One of the biggest challenges for us getting started was getting the working capital. We put a lot of our own money into starting the drain tile business, so we had to rely on financing to begin farming. We were able to get an operating loan through AgChoice. Along the way, we found that there are a lot of beginning farmer grants and loans available.
What Lisa and I found extremely helpful for us was the Ag Biz Master's program through AgChoice, which we both completed. It was something that we could do when we had the time to do it. It made us look at our farm from more of a business perspective. It taught us the importance of having a business plan and creating and understanding financial reports. It helped us understand if what we do is working or if we need to make changes to stay profitable.
As you reflect on your own transition from your parents, what recommendations do you have for other farm families to ensure a successful transition?

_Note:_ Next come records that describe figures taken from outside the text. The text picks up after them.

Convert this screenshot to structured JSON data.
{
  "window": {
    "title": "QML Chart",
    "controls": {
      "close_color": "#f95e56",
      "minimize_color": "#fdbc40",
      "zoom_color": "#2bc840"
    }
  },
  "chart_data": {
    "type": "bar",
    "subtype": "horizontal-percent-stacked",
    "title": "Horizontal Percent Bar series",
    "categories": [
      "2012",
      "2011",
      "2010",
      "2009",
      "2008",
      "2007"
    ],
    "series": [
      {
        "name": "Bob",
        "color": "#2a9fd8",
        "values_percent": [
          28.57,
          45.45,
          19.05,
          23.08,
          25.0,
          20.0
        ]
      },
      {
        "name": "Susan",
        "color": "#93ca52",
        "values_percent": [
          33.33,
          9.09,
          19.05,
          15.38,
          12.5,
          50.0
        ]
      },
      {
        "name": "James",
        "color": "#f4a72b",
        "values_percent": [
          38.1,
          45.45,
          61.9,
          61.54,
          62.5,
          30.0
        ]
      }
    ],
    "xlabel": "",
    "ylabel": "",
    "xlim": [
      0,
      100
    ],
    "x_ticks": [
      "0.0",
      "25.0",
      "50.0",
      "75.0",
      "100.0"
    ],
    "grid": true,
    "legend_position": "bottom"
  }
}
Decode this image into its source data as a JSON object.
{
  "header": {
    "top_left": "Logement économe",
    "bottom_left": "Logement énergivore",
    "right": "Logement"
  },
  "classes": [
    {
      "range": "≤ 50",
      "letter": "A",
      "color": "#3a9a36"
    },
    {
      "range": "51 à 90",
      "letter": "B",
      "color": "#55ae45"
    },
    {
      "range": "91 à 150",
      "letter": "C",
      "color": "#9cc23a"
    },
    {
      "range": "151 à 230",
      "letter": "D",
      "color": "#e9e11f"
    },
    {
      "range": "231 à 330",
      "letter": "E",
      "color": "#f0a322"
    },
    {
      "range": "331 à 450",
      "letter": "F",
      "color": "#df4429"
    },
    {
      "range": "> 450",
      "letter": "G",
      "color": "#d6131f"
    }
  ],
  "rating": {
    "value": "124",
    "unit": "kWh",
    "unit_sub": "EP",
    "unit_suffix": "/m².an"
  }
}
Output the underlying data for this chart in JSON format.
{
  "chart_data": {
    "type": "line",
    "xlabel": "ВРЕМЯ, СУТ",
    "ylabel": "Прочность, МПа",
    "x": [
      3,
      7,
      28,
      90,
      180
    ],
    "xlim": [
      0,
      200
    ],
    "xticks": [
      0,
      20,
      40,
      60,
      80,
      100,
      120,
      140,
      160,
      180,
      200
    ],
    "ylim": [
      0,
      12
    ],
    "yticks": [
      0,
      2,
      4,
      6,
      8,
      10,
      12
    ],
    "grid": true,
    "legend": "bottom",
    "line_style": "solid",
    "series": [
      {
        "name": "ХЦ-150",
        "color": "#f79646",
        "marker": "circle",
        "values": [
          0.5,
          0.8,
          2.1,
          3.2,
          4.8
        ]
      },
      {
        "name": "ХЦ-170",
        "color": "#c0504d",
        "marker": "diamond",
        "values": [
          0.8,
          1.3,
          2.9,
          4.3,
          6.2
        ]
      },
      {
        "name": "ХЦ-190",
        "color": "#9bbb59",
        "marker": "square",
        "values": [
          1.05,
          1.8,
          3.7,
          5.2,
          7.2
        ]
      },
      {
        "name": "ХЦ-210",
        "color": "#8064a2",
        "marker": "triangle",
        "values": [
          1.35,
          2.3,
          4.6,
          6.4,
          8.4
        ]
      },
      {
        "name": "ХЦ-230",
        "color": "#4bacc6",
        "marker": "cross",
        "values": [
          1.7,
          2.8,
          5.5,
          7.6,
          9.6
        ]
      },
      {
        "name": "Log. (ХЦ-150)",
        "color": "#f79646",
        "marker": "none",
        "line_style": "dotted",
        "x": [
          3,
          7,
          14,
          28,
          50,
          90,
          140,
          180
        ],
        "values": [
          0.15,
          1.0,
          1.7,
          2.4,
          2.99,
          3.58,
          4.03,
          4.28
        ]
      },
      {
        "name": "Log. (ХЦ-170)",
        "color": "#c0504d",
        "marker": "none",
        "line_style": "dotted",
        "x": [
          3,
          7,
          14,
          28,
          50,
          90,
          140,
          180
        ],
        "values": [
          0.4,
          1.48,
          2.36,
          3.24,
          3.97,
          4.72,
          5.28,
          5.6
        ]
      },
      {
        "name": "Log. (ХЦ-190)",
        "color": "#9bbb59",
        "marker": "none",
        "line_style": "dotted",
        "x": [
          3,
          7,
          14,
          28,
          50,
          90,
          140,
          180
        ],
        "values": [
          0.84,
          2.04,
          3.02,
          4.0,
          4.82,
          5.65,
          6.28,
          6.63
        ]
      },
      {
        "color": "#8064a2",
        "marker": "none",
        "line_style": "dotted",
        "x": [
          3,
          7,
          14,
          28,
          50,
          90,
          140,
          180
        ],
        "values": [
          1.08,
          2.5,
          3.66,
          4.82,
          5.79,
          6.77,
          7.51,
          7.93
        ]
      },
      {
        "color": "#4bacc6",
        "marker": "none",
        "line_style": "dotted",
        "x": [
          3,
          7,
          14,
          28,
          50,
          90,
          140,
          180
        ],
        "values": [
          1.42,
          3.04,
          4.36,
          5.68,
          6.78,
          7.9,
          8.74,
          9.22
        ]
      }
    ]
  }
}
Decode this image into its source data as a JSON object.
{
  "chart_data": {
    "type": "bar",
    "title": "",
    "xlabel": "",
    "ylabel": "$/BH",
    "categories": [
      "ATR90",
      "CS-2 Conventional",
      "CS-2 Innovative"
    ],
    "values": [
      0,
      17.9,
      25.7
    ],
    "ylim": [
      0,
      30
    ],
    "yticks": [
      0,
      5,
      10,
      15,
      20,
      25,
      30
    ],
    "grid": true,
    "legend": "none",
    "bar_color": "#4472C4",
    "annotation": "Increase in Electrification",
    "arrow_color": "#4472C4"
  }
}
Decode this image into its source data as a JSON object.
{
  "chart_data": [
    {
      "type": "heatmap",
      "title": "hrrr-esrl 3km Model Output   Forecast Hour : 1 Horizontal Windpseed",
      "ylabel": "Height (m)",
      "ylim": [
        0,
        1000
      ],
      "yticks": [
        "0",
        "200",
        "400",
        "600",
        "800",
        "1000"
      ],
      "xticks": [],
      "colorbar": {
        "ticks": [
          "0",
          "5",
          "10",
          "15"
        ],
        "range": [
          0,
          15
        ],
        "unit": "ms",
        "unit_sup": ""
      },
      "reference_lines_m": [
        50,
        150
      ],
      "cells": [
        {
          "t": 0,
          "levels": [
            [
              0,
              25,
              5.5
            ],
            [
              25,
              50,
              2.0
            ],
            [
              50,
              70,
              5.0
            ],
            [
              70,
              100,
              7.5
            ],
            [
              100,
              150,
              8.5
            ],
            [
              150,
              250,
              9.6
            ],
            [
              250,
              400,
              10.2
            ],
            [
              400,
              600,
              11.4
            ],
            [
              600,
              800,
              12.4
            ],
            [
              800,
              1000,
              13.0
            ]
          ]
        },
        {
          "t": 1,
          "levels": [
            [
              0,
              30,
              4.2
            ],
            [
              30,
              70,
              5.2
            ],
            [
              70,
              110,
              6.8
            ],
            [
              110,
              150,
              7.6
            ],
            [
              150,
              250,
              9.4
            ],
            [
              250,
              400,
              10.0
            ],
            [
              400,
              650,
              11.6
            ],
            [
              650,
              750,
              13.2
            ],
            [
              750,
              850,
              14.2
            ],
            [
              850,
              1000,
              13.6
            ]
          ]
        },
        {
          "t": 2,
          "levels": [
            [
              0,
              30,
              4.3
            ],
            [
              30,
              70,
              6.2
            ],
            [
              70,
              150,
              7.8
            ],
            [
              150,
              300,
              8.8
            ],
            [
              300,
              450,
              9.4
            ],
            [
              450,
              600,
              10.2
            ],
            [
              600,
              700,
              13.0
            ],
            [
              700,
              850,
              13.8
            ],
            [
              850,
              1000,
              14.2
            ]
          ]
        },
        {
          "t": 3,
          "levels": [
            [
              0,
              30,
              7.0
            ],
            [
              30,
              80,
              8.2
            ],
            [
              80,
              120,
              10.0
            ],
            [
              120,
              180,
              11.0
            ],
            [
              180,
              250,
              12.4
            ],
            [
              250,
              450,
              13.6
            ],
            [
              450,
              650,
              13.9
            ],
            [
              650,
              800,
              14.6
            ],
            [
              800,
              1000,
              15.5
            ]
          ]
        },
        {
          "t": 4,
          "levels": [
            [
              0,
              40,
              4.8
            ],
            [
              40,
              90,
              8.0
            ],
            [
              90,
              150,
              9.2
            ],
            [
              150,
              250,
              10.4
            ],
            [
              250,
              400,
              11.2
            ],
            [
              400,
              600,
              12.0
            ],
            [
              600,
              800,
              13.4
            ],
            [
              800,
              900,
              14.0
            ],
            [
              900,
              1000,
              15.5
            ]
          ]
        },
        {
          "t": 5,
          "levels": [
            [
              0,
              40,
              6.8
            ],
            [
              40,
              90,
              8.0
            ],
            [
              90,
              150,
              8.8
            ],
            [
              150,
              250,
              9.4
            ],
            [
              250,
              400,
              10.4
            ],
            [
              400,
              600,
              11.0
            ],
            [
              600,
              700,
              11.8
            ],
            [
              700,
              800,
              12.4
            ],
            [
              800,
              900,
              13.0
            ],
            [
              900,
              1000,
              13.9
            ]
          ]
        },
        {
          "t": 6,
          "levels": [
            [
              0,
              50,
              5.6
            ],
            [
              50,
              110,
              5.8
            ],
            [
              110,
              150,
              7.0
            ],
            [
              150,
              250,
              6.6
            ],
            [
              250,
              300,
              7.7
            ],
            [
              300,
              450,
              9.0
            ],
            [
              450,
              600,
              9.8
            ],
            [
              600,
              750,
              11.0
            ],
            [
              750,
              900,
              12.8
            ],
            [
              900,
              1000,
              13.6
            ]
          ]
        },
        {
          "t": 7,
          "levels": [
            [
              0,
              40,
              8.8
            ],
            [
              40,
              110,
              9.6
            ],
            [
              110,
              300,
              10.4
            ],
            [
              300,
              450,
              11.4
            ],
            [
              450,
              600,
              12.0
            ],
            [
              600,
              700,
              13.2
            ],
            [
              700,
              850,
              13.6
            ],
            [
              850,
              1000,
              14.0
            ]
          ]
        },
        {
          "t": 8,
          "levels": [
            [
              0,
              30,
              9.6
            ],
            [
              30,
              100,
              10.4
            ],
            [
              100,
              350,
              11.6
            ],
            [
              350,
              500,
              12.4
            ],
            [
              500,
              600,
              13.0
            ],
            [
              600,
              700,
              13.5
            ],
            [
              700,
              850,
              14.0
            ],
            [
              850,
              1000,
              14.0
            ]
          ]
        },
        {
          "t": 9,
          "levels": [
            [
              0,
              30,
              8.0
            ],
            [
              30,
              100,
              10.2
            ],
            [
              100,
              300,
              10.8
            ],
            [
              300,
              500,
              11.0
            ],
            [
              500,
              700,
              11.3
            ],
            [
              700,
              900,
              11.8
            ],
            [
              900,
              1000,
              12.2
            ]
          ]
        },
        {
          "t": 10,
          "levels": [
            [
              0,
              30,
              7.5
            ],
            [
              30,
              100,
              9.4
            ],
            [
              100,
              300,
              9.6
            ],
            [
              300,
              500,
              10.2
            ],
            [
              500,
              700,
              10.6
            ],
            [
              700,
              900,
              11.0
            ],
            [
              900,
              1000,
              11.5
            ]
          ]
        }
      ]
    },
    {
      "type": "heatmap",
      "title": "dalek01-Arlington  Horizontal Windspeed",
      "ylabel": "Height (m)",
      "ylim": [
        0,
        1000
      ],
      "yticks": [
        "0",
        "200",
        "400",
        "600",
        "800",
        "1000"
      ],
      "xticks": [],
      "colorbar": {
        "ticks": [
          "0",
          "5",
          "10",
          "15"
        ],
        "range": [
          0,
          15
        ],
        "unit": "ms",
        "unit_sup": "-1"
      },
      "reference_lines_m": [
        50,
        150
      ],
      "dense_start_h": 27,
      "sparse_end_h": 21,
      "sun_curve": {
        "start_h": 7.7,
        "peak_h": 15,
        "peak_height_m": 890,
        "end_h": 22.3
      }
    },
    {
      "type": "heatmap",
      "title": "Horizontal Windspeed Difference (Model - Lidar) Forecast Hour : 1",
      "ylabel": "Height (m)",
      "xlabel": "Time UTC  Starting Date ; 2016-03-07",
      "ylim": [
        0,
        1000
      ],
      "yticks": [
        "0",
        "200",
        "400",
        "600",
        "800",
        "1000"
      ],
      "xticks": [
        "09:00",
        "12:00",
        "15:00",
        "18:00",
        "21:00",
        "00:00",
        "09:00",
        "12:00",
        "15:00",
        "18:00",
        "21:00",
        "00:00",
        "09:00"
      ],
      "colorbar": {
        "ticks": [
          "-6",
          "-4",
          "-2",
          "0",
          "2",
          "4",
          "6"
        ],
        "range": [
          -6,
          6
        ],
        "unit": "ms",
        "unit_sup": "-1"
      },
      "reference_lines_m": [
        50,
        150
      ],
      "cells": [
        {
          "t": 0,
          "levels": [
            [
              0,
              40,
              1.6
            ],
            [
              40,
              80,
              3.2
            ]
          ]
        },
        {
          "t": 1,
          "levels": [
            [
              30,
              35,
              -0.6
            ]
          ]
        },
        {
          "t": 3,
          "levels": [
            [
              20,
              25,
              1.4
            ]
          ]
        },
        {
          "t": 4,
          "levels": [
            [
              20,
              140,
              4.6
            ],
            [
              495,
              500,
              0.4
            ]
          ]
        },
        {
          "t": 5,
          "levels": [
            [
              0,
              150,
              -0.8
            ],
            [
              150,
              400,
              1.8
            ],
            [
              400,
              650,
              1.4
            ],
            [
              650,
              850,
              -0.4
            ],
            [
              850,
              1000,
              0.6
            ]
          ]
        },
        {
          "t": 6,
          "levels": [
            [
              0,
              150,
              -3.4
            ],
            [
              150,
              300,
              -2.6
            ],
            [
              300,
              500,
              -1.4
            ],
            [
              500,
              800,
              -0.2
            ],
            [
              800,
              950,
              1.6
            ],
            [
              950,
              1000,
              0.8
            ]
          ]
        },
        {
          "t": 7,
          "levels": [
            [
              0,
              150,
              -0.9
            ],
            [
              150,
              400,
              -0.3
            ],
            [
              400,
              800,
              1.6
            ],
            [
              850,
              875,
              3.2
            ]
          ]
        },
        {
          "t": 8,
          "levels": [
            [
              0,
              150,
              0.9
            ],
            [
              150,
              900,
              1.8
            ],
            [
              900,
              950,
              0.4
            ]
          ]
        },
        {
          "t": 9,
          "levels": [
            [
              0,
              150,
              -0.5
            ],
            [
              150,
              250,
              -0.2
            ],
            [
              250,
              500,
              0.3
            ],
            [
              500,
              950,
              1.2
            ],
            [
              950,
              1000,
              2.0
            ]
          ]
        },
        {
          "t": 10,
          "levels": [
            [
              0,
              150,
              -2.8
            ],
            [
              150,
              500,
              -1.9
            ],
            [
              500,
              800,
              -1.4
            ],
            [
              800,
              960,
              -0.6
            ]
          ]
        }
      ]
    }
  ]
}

It is well worth the money to use an independent third party that specializes in farm succession planning. We used AgChoice's farm succession planning services. One of the major goals was not only to find a way for Lisa and me to take over the farm financially, but also to ensure that my parents would to be financially secure in their retirement.
For us, it was important to have input from everybody that was involved in the operation. This included our accountant for financial advice and our attorney for legal advice. I would strongly recommend taking the time to seek out an attorney who specializes in agricultural law, whether it be for farm transition plans, wills, building and land leases, or whatever is important to your business.
As mentioned earlier, you were one of our Jumpstart Grant winners this past fall. How do you plan to use those funds to improve or enhance your operation?
To start, it was very much a surprise for me to find out that we received one of the Jumpstart Grants and it is truly appreciated. We decide to use the money for two different things. For one, we purchased a no-till grain drill this past fall, which will be used primarily for planting our cover crop. Since Lisa and I started farming, we have worked to make planting cover crops a priority, and we have rented a neighbor's no-till drill in the past. We are excited to have our own no-till drill to get our cover crops planted in a more timely fashion this fall.
Secondly, we've used the other part of the money for a down payment on a new grain bin. We're excited to put up another bin to add to the capacity of our grain storage. This should help us with the efficiency of harvest at fall, and give us the opportunity to market our grain for a better price.
What do you envision for the future of Moniot Farms?
Moving forward, I would like to expand the farm drainage business. On the farming side, we would like to improve fertility and overall soil health on the ground that we currently farm. Every year we try to do something different or try something new on a few acres of our land.
We would also like to update or replace some equipment as necessary. We'd like to update or build some new buildings for equipment storage. If the opportunity presents itself, we would like to farm more ground. When it's all said and done, I'd like to look back and know that I left the farm better than when I started.
As we wrap up, could you share one piece of advice you have for someone interested in getting started farming?
For me, one of the most important things for anybody getting started in farming is having people in your life to support you and to understand the demands that come with farming, whether that's a spouse, significant other, or family member. They need to support what you're doing. This doesn't mean that they need to be involved in the day-to-day business of your farm, but they need to understand and share the same common goals that you have. Farming is a very fulfilling career, but at times it can be challenging and there can be hardships. It will be important to have those people in your life to support you.